Treatment of patients with symptomatic SSc and esophageal involvement is still an area of unmet need, as there is no available treatment with established efficacy. Administration of PPIs and prokinetic drugs do not appear to provide substantial symptomatic relief in patients with SSc and esophageal symptoms [5]. Pathophysiology of gastrointestinal dysmotility in SSc is multifactorial and different neurotransmitters could be involved in this process [15, 16]. Serotonin (5-HT) is considered a key neurotransmitter and acute studies, both in healthy subjects and patients with SSc, have shown that agonists of specific class of its receptors, such as 5-HT1A, could be a putative therapeutic option [6, 8, 9]. Buspirone had been initially developed for clinical use in the treatment of depression and anxiety disorders. Its mechanisms of action are thought to include agonistic actions, mainly on 5-HT1A receptors, but also on dopamine D2 receptors. Buspirone is absorbed rapidly and almost completely with a tmax = 0.89 ± 0.15 h [17].
To the best of our knowledge no previous study has prospectively investigated whether a pharmaceutical agent may help patients with SSc and esophageal involvement. The results of our open-label, prospective 4-week trial suggest that the 5-HT1A receptor agonist, buspirone, given orally for 4 weeks, significantly increases the LES resting pressure by 41 % to 220 % over the baseline values in almost 70 % of patients with SSc. Furthermore, patients with a less dilated esophagus as detected on chest CT had a better response to buspirone administration. This is an important aspect of our study, as patients with SSc undergo routine chest CT as a screening test for lung fibrosis. Many studies have suggested that measurement of esophageal coronal diameter on chest CT is a marker of the functional status of the esophagus in SSc and a dilated esophagus represents more severe visceral involvement [18, 19].
Herein, the 4-week administration of buspirone also alleviated heartburn and regurgitation in the majority of patients. Buspirone seems more effective for GERD-related symptoms, whereas symptoms related to esophageal hypomotility, such as dysphagia and chest pain are not affected. Thus, we could suggest that buspirone administration may be most helpful for the subgroup of SSc patients with reflux symptoms. An objective assessment of reflux response with pH-impedance measurement could certainly enhance our results.
As all patients were on PPIs before and during the study period, the strategy with add-on buspirone could be a worthwhile therapeutic option. Keeping in mind the anecdotal evidence that persistent reflux contributes significantly to the development of interstitial lung disease and/or progress, which is the leading cause of death in SSc, the potential beneficial effect of buspirone becomes more important. Buspirone-associated improvement in the severity of reflux symptoms can be explained by a strong stimulatory effect on LES resting pressure. However, other mechanisms cannot be excluded. Comorbid psychiatric diseases in patients with a chronic disorder, such as SSc, and especially anxiety, are common [20, 21]. Buspirone is used as anxiolytic drug in clinical practice. Therefore, a potential alteration in the sensitivity by decreasing the anxiety level may play a role in symptom improvement. As we did not include measurement of anxiety scores, this is a limitation of the present study. However, in the event that the main mechanism underlying symptom improvement with buspirone was the anxiolytic effect of the drug, other non-reflux symptoms should have been improved.

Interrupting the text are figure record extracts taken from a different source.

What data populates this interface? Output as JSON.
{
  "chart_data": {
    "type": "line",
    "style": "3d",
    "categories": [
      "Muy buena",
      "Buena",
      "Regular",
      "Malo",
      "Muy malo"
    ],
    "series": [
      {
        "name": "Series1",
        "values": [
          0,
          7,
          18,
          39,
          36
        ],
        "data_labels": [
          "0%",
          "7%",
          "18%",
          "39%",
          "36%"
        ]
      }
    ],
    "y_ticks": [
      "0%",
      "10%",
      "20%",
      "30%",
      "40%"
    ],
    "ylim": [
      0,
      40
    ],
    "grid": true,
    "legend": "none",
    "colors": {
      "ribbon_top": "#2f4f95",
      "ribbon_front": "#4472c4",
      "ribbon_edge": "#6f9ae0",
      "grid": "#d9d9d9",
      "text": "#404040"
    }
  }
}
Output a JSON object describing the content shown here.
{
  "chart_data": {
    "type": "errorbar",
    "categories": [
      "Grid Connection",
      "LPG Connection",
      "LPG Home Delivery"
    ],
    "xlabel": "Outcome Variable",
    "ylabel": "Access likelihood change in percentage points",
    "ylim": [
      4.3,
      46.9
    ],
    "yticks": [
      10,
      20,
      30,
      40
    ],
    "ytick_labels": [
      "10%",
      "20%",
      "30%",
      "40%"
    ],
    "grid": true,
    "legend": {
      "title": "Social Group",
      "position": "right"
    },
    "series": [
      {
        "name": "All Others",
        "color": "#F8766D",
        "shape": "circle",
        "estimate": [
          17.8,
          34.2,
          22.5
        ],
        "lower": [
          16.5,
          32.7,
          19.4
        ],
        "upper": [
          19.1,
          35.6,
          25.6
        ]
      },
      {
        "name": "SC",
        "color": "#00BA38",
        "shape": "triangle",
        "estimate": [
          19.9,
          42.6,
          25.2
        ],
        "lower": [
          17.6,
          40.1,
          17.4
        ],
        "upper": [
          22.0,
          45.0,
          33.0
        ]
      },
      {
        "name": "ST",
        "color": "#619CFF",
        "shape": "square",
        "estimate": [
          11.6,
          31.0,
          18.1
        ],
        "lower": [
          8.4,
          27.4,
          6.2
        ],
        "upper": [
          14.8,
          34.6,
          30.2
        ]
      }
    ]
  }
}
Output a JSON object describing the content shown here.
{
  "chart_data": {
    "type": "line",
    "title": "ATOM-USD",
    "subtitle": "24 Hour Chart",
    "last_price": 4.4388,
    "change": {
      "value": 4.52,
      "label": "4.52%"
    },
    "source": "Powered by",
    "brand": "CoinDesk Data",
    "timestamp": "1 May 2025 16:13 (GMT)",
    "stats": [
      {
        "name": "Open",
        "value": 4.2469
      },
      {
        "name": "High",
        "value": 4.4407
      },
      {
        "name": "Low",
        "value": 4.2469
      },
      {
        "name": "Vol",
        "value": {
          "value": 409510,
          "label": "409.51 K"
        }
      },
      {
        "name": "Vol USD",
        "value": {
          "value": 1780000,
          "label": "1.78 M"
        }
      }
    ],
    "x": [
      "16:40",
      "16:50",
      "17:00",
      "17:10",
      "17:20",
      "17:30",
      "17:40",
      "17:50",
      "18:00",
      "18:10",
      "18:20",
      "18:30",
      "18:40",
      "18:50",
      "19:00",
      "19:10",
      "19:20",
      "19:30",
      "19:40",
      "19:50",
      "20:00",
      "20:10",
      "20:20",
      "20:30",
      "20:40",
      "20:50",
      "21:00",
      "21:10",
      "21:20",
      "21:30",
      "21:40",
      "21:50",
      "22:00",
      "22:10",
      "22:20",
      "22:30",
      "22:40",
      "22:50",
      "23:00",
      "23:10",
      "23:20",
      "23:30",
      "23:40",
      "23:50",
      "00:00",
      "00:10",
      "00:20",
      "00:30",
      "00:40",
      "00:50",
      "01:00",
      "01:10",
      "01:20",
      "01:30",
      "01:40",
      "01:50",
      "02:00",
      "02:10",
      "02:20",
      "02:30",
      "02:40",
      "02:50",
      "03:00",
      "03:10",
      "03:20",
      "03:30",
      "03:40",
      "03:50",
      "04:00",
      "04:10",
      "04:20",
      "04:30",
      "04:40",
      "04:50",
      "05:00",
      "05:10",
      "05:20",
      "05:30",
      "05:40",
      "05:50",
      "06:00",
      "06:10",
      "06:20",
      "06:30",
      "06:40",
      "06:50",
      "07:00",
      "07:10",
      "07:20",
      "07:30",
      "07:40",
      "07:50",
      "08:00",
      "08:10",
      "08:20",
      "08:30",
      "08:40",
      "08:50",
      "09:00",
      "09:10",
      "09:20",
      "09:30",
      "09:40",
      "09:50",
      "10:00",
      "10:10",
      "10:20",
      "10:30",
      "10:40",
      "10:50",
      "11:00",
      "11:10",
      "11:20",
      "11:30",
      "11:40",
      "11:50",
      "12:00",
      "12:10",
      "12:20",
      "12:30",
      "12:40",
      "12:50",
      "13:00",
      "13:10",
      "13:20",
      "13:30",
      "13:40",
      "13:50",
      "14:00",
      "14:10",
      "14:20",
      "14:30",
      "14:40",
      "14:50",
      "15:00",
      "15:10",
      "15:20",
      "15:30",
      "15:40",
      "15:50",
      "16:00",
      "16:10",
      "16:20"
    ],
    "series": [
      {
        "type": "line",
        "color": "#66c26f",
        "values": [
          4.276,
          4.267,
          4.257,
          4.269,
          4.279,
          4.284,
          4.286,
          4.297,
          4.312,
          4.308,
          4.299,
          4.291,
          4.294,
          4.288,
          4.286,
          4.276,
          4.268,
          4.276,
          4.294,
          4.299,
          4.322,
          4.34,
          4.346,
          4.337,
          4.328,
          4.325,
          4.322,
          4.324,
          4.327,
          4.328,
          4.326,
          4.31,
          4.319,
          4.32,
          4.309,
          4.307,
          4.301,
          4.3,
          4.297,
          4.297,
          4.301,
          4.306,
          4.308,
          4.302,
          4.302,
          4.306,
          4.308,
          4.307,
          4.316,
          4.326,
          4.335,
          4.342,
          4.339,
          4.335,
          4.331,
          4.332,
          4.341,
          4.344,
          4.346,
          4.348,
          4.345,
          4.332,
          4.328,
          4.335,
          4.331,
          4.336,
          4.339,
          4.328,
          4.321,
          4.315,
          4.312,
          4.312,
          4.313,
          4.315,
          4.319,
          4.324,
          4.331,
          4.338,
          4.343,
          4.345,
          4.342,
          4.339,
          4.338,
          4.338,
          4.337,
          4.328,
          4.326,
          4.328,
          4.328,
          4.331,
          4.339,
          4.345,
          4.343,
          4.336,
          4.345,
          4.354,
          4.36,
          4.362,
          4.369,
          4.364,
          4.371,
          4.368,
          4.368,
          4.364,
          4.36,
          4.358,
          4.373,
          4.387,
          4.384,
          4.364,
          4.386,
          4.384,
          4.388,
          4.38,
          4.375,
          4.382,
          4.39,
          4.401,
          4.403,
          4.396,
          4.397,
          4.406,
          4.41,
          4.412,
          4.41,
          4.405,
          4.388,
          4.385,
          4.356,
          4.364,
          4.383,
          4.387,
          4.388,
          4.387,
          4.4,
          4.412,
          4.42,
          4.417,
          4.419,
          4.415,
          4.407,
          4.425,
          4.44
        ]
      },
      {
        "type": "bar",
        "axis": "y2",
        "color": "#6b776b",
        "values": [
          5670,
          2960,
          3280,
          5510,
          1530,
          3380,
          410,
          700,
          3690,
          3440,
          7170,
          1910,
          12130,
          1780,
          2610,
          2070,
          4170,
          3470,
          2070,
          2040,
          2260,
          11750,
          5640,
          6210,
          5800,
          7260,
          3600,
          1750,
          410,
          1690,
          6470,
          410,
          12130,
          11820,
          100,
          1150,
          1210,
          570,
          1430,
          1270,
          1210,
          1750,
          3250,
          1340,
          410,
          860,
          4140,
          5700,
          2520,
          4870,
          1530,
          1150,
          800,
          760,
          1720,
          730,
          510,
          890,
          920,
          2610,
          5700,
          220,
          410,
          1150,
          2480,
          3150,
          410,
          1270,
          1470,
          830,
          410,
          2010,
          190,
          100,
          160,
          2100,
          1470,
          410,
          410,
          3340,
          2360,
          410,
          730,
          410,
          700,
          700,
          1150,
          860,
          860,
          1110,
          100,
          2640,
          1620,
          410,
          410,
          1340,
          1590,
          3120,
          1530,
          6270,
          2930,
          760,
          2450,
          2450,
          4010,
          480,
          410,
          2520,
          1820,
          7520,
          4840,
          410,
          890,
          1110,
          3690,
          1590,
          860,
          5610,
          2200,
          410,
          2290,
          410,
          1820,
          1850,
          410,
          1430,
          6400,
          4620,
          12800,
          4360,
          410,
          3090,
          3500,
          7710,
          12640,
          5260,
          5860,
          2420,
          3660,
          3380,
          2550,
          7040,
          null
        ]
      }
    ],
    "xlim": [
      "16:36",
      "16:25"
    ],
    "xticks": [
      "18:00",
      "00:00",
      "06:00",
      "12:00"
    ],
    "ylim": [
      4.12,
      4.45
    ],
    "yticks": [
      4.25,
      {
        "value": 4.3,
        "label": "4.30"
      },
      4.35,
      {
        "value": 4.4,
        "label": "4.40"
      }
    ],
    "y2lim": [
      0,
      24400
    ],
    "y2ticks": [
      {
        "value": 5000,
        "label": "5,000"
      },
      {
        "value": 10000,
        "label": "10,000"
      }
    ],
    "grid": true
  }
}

A limitation of the present study, due to restrictive regulatory rules that we were unable to overcome, is that it is not a randomized, placebo-controlled investigation and there is a lack of a control arm. Another limitation is the relatively small number of patients studied; however, we have to keep in mind that patients with SSc due to the chronic nature of their disease have several medical disabilities, making recruitment very challenging. The use of a validated questionnaire, such as the UCLA STCC SSc-GI [22] rather than a self-reported one could strengthen our results, however, this questionnaire, which covers a broad spectrum of gastrointestinal symptoms in patients with SSc, is not validated in Greek. Moreover, the majority of available questionnaires are focused on reflux symptoms rather than on dysmotility-associated symptoms characterizing SSc.
Buspirone was well-tolerated in the present study. Treatment interruption due to adverse effects (dizziness and nausea) was observed in only 4 out of 30 patients. Patients who completed the study reported sporadic and self-limited adverse effects that did not affect their daily activities.